Hamas “direct threats” against its operations, GHF claimed on Saturday, making it impossible to distribute any humanitarian aid. According to a statement, “These threats made it impossible to proceed today without risking innocent lives.” Hasso informed Reuters news agency that it had no knowledge of these “alleged threats.”

The UN, which has resisted cooperating with the GHF, has warned that the majority of Gaza’s 2.3 million people are in danger of starving after an 11-week Israeli blockade, with the rate of young children with acute malnutrition nearly tripling.

“Lost generation for the future”

In the wake of the looming famine, it became clear that health officials in the region had documented more than 300 miscarriages over the course of an 80-day period.

With the availability of basic medical supplies like iron supplements and prenatal vitamins, expecting mothers are more likely to experience miscarriage and premature births.

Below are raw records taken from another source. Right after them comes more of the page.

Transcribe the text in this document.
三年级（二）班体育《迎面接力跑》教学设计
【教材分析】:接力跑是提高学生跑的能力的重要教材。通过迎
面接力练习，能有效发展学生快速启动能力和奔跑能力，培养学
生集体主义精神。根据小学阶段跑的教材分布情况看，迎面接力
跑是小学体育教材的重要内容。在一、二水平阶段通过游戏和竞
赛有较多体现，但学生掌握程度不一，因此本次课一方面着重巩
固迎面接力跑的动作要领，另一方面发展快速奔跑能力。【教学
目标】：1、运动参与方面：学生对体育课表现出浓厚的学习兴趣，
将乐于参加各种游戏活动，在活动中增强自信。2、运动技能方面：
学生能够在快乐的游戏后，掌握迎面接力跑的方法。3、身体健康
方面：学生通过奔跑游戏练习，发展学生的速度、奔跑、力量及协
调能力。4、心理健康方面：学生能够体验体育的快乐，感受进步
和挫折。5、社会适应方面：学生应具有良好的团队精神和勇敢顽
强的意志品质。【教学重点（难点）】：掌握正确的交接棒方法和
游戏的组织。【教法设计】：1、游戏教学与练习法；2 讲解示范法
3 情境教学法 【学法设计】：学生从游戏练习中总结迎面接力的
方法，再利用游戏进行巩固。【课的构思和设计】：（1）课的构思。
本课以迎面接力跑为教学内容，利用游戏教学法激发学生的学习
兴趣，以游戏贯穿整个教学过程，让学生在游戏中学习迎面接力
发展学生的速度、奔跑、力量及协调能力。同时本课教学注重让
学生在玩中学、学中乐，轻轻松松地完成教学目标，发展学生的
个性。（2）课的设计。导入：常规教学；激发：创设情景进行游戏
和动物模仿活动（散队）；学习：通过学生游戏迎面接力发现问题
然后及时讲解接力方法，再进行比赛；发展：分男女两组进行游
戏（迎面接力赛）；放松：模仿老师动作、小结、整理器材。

According to Brenda Kelly, a consultant obstetrician at Oxford University Hospital, Gaza is “losing a future generation of children,” making reference to a “staggering rise” in stillbirths, miscarriages, and pre-term births.

One of the main causes of miscarriages and stillbirths is “what we’re seeing now is the direct result of Israel’s weaponizing of hunger in Gaza,” she said.

Grave stress and psychological trauma, repeated displacement, and a lack of safe shelter all contribute to severe malnutrition in pregnant women, she said.